Supercomputers Could Be The Answer To The Biggest Threat To Human Health
Scientists have taken a “giant leap” in using supercomputers to combat the greatest threat to human health posed by antibiotic resistance.
Each year, an estimated 700,000 people die from antibiotic-resistant bacteria, and that number is expected to reach millions in the years to come.
And without effective antibiotics, life expectancy is expected to drop by 20 years, prompting scientists to embark on a race to develop new antibiotics to fight diseases faster than diseases can mutate and evolve.
Today, an international team of researchers, co-led by Dr Gerhard Koenig of the University of Portsmouth, are using computers to redesign existing antibiotics to track disease progression for a study published in the journal PNAS.
Computer chemist Dr Koenig said: âAntibiotics are one of the pillars of modern medicine and antibiotic resistance is one of the greatest threats to human health. There is an urgent need to develop new ways to fight the constantly evolving bacteria.
âDeveloping a new antibiotic usually involves finding a new target that is essential for the survival of a wide variety of different bacteria.
âIt is extremely difficult and only very few new classes of antibiotics have been developed in recent times.
âWe took a simpler approach by starting with an existing antibiotic, which is ineffective against new resistant strains, and modifying it so that it is now able to overcome resistance mechanisms. “
The team has shown that their best drug candidate, which has not yet been in clinical trials, is up to 56 times more active for the bacterial strains tested than two antibiotics on the essential drugs list of the ‘World Health Organization (WHO), erythromycin and clarithromycin.

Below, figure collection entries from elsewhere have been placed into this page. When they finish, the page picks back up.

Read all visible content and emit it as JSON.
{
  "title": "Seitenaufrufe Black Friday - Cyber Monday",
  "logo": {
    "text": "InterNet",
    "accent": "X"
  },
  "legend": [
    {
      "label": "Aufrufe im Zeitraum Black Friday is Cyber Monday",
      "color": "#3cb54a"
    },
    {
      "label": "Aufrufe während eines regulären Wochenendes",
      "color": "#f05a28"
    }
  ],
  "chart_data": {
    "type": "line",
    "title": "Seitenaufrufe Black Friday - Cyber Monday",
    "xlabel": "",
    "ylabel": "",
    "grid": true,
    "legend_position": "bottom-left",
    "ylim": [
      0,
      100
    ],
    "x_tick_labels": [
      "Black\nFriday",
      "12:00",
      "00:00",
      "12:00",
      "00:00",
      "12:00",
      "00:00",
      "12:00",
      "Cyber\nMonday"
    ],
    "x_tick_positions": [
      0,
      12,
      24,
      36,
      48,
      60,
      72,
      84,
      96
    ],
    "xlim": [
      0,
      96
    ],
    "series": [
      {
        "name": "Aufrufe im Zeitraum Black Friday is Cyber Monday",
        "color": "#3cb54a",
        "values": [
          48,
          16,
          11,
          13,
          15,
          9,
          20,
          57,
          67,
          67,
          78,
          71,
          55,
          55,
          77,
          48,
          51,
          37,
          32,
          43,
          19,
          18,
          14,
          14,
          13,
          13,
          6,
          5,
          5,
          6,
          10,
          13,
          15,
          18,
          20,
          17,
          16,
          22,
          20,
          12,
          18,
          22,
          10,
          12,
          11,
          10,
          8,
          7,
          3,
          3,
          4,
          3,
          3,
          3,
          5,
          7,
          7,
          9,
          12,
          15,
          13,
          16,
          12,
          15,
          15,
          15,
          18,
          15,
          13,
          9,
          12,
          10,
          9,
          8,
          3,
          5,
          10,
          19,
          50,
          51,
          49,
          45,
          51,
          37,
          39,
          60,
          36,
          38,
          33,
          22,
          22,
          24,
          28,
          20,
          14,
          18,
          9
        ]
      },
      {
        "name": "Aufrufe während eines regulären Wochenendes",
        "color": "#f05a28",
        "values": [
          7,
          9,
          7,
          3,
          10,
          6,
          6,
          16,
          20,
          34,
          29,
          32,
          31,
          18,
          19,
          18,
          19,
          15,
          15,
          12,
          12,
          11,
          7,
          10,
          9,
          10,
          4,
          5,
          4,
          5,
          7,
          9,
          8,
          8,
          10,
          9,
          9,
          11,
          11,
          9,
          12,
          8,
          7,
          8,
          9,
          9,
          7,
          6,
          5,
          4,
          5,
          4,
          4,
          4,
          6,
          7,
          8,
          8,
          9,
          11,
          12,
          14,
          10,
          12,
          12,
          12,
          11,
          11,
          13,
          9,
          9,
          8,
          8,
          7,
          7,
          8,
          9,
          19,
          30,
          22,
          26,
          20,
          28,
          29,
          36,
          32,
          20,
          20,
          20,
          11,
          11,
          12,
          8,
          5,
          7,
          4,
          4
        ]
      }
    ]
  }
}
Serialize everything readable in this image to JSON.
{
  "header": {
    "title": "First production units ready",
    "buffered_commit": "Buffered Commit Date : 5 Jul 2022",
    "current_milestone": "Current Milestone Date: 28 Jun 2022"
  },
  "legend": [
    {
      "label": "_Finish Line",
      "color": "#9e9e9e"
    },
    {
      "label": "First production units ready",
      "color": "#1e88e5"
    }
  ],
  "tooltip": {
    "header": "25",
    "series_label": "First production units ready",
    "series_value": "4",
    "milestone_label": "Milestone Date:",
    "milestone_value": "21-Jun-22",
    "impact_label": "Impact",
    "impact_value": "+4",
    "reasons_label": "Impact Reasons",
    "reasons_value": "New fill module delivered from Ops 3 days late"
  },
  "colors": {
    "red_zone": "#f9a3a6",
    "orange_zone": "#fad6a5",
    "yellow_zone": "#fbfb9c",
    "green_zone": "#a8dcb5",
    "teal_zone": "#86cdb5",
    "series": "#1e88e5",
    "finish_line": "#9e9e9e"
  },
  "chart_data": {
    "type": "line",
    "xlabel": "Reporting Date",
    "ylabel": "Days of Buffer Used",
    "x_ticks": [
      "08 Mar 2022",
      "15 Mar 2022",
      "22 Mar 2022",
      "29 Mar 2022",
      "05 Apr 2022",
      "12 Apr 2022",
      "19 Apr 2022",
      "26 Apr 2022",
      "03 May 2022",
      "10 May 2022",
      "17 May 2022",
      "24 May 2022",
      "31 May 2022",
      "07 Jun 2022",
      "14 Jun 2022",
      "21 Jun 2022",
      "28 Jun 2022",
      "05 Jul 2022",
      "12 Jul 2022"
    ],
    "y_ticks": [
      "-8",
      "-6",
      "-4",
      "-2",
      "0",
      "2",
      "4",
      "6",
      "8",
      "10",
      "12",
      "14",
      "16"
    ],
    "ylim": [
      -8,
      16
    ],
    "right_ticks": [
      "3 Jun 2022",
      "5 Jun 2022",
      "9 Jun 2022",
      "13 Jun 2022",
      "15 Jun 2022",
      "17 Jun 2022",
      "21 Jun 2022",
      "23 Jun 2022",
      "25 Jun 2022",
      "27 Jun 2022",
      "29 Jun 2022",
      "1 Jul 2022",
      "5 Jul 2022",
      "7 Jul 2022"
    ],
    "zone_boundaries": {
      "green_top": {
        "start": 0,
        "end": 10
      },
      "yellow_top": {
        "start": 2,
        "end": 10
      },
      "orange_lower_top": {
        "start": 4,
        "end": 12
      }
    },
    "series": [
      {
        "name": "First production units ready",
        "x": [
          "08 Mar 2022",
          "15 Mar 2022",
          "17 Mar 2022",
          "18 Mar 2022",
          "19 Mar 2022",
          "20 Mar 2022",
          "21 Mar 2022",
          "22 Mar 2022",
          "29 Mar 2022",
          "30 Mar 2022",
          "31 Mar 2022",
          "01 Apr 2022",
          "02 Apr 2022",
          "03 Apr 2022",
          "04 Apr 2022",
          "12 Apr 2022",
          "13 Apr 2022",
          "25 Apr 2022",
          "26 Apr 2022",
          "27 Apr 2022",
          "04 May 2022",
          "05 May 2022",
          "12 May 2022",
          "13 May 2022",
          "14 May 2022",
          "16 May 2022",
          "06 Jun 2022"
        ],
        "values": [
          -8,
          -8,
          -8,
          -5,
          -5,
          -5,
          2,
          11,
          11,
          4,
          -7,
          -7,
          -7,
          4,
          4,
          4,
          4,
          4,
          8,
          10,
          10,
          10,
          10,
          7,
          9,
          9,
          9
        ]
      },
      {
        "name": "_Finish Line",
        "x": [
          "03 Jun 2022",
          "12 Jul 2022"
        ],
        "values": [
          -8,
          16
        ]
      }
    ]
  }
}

Dr Koenig said: ‘Not only is our best candidate more effective against the targets tested, but he also shows activity against the three highest ranked bacteria on the WHO priority list where existing antibiotics tested do not work. .
“It is only a matter of time before bacteria develop counter-strategies against our counter-strategies and become resistant to the new antibiotic, so we will have to continue to study the mechanisms of bacterial resistance and develop new derivatives accordingly. . “
The aim of the study is to show that the resistance mechanisms of bacteria can be approached in a systematic way, allowing science to continuously struggle with a computerized evolution of new antibiotics.
Dr Koenig said: âOur computers are getting faster and faster every year. There is therefore some hope that we will be able to reverse the trend.
“If computers can beat the world chess champion, I don’t see why they shouldn’t be able to beat bacteria as well.”